Obama on Death of George H.W. Bush: 'America Has Lost a Patriot and Humble Servant'
Obama visited Bush in Texas just days before his death and "rekindled what was already a very warm friendship."
George H.W. Bush, the 41st president of the United States and World War II veteran, died on Friday night at age 94 in his home in Houston, Texas. It was first announced in a brief statement issued by longtime spokesman Jim McGrath.
McGrath tweeted, earlier this week, that former President Barack Obama visited Bush on Tuesday in Houston:
President @GeorgeHWBush was very pleased to receive President @BarackObama this afternoon during his visit to #Houston. The two had a very pleasant and private visit at the Bush residence, where they rekindled what was already a very warm friendship.
— Jim McGrath (@jgm41) November 28, 2018
In 2011, Obama presented Bush with the Presidential Medal of Freedom.
Bush did not endorse fellow Republican Donald Trump in the 2016 presidential election. During Trump's campaign, he attacked both Jeb and George W. Bush.
Although Bush did not publicly say whom he voted for in the election, he chose Democratic candidate Hillary Clinton, a source told CNN.
At 12:36 a.m. EST Saturday, Obama posted a tribute to Bush on Twitter calling him a "patriot and humble servant." He said, Bush has a "legacy of service that may never be matched, even though he'd want all of us to try."
Read Obama's full statement:
America has lost a patriot and humble servant in George Herbert Walker Bush. While our hearts are heavy today, they are also filled with gratitude.

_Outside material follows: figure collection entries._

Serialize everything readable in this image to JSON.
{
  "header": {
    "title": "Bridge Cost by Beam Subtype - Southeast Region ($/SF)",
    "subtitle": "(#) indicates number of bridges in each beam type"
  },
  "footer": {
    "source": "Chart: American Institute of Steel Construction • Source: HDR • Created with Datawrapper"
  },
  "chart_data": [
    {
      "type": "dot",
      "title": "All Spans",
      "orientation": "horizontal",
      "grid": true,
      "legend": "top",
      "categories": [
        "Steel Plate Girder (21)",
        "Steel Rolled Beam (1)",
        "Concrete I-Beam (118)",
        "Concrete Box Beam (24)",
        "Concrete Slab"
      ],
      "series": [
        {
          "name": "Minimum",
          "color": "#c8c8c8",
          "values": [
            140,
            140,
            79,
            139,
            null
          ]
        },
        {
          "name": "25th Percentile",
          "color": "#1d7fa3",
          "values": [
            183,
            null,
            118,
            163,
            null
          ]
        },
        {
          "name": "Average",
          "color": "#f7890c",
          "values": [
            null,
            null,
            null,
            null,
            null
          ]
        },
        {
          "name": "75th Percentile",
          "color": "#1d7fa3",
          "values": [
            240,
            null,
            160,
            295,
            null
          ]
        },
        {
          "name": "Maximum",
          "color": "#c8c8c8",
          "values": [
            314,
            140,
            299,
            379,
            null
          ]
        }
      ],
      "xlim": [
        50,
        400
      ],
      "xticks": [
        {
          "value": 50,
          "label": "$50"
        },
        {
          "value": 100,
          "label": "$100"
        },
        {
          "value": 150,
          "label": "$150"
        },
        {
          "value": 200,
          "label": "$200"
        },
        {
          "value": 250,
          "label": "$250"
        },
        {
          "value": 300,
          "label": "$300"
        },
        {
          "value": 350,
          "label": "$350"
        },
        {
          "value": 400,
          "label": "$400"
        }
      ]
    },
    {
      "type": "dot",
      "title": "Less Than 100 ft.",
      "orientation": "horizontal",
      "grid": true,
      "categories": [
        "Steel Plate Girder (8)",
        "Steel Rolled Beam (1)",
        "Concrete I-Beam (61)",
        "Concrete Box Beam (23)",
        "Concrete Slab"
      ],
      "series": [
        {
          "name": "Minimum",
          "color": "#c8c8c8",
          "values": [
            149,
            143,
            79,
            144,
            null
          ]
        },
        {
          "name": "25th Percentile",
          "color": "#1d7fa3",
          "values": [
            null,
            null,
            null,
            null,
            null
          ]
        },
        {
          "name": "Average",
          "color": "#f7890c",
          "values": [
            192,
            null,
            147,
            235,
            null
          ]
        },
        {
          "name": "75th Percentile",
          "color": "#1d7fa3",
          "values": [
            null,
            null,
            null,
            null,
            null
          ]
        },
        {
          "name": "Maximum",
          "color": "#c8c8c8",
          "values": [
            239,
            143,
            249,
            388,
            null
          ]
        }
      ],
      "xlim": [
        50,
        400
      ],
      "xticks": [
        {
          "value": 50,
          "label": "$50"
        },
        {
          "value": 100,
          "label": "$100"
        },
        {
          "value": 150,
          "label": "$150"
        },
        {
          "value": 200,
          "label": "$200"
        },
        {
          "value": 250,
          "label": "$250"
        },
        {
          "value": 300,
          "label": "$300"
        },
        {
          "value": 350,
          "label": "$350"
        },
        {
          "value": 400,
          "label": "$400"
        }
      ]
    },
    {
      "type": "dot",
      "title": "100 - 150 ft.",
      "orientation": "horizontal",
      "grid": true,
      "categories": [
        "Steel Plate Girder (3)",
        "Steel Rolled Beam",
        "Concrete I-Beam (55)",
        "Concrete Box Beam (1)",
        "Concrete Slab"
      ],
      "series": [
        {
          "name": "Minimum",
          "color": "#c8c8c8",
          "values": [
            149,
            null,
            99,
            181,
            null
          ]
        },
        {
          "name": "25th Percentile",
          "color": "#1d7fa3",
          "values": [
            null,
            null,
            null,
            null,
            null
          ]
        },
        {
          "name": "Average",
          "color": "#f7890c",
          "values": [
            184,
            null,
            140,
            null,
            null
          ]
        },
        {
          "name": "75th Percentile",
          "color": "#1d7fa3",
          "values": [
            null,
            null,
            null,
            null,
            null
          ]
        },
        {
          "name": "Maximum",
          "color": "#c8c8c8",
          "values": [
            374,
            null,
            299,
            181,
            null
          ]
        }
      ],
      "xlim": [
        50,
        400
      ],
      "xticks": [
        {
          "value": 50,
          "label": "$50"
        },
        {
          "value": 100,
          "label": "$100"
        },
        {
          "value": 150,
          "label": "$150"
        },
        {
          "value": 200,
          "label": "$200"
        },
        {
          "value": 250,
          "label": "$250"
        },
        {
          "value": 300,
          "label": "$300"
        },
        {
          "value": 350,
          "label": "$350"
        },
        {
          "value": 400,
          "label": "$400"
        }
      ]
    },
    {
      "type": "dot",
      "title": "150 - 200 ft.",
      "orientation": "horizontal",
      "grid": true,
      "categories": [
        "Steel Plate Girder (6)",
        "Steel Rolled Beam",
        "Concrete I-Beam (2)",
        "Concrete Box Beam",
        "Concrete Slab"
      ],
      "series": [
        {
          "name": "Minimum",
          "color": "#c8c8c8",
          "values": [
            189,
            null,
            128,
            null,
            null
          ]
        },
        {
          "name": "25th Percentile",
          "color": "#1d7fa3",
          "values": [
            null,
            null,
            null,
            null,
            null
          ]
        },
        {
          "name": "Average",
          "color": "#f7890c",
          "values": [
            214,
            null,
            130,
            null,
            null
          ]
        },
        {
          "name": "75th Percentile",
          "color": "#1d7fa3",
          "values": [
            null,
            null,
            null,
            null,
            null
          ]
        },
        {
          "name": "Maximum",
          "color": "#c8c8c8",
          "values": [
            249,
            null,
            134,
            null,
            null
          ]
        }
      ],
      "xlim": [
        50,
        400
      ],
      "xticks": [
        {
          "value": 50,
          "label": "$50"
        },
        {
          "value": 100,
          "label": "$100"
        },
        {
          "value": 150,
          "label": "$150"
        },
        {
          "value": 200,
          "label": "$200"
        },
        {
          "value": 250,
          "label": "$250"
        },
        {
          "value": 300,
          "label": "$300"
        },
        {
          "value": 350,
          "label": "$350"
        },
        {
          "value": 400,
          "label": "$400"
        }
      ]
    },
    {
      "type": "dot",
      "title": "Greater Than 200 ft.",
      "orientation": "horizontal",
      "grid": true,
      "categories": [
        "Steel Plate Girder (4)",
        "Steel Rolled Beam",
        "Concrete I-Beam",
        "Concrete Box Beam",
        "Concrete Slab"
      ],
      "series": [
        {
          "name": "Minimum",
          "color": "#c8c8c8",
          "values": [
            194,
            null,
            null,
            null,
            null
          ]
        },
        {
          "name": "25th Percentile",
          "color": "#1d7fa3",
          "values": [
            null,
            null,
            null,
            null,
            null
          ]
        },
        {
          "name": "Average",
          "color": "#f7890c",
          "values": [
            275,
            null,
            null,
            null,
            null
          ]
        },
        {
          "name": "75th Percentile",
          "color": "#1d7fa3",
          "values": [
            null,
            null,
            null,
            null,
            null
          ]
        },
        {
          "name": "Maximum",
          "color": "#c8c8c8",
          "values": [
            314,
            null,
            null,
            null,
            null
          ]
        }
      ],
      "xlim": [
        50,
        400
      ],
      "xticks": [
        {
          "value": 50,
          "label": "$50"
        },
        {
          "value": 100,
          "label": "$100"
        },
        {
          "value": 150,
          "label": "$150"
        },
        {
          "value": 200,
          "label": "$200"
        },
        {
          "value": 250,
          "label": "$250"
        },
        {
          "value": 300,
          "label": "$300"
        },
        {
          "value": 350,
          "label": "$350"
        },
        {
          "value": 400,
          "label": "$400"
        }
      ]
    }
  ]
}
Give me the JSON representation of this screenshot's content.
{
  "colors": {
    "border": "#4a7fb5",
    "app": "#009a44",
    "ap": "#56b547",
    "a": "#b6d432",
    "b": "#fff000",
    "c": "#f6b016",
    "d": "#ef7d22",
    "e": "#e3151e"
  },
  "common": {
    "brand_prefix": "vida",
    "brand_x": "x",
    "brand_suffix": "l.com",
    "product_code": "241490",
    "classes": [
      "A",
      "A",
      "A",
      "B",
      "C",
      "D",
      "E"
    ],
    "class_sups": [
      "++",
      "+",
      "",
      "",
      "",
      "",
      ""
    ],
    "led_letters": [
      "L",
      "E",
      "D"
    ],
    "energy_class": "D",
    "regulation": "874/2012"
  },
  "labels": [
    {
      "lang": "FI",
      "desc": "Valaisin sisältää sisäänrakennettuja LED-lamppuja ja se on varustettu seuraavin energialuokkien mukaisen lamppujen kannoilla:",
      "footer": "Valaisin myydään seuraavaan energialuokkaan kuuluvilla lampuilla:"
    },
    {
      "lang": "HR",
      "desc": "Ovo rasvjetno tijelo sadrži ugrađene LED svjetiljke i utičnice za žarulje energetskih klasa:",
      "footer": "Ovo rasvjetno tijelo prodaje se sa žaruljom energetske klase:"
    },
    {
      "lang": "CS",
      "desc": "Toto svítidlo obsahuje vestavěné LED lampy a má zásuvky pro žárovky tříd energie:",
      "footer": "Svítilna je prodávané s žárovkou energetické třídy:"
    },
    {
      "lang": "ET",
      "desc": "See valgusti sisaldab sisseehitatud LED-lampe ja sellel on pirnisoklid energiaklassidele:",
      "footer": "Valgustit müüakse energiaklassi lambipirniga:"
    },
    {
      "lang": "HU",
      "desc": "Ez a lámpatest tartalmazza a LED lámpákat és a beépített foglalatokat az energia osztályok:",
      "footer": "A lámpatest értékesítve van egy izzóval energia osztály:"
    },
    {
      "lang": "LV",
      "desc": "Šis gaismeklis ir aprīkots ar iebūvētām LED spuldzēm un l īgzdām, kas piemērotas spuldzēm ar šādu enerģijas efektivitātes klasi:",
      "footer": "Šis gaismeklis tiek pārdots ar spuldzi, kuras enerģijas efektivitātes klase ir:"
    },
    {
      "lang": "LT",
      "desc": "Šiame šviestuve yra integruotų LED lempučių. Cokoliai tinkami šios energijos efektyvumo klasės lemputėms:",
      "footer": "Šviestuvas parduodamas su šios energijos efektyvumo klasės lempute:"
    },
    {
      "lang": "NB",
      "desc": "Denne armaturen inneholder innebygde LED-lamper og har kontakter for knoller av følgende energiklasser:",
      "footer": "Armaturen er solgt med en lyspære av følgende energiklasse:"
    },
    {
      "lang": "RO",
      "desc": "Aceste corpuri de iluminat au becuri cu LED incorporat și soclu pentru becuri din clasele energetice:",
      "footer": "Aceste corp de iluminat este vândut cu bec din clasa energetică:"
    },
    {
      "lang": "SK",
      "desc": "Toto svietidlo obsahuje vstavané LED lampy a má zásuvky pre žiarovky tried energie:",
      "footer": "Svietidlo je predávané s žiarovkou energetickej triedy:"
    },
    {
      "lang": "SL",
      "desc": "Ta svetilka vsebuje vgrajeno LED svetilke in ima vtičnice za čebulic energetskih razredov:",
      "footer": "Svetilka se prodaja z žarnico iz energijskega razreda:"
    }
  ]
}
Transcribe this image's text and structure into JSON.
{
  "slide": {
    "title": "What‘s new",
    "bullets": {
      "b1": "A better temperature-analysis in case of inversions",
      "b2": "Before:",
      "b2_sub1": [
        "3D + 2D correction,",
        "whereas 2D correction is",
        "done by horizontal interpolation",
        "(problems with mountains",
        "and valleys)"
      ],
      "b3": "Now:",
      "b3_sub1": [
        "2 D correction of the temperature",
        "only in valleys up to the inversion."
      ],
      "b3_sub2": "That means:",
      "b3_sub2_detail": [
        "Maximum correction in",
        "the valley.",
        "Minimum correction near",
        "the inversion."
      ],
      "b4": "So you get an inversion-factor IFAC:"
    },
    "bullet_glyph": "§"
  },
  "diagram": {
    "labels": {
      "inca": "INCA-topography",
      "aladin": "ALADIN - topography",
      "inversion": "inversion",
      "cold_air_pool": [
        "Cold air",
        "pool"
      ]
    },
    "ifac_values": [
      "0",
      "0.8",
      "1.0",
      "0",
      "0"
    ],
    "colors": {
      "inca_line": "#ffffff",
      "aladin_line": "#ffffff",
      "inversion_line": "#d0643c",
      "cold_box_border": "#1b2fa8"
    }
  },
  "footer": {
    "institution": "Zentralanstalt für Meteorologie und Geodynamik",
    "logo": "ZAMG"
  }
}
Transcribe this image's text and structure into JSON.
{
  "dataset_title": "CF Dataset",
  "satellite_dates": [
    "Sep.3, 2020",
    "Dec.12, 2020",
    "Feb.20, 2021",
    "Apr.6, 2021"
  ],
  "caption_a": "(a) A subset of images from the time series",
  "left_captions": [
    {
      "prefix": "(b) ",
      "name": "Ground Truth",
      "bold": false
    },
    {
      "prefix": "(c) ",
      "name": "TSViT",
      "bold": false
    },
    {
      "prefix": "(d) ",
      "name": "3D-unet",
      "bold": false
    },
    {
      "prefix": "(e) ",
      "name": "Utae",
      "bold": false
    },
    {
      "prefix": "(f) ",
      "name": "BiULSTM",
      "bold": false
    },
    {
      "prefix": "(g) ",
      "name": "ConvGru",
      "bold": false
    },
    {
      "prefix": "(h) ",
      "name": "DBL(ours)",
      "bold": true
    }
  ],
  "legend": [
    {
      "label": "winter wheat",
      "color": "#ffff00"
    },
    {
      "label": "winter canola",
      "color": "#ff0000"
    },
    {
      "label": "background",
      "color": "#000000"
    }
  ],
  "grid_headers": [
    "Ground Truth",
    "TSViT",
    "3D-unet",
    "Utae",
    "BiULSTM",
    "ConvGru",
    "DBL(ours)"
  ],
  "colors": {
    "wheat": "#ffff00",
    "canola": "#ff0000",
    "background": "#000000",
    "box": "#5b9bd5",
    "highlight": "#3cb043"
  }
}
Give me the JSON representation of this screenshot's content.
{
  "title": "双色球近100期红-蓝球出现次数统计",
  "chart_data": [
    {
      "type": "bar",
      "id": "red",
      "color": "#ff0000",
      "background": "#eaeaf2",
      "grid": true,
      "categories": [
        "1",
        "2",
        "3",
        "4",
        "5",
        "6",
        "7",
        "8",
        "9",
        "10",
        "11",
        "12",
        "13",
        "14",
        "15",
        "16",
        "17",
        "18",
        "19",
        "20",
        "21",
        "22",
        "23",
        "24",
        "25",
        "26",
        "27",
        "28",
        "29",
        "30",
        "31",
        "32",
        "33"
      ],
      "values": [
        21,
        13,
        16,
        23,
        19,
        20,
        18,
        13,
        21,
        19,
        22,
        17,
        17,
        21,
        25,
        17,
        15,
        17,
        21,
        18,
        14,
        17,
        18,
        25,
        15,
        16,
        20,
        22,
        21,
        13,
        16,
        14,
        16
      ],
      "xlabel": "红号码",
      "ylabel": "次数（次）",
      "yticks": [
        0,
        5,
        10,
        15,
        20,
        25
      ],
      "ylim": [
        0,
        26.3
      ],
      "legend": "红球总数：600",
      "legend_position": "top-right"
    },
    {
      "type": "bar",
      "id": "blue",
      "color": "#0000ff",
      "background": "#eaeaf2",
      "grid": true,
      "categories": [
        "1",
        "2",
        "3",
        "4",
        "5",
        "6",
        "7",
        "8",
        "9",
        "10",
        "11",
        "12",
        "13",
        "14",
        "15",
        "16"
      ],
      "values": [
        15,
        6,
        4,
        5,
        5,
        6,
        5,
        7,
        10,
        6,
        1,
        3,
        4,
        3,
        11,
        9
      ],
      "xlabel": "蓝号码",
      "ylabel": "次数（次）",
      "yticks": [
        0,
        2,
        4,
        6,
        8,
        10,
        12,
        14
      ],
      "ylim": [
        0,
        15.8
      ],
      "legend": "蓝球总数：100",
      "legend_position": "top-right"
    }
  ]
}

Not merely for the years he spent as our forty-first President, but for the more than 70 years he spent in devoted service to the country he loved – from a decorated Naval aviator who nearly gave his life in World War II, to Commander-in-Chief of our Armed Forces, with plenty of posts along the way. Ambassador to the United Nations. Director of Central Intelligence. U.S. Envoy to China. Vice President of the United States.
George H.W. Bush's life is a testament to the notion that public service is a noble, joyous calling. And he did tremendous good along the journey. Expanding America's promise to new immigrants and people with disabilities. Reducing the scourge of nuclear weapons and building a broad international coalition to expel a dictator from Kuwait. And when democratic revolutions bloomed across Eastern Europe, it was his steady, diplomatic hand that made possible an achievement once thought anything but – ending the Cold War without firing a shot.
It's a legacy of service that may never be matched, even though he'd want all of us to try.
After seventy-three years of marriage, George and Barbara Bush are together again now, two points of light that never dimmed, two points of light that ignited countless others with their example – the example of a man who, even after commanding the world's mightiest military, once said "I got more of a kick out of being one of the founders of the YMCA in Midland, Texas back in 1952 than almost anything I've done."
What a testament to the qualities that make this country great. Service to others. Commitment to leaving behind something better. Sacrifice in the name of lifting this country closer to its founding ideals. Our thoughts are with the entire Bush family tonight – and all who were inspired by George and Barbara's example.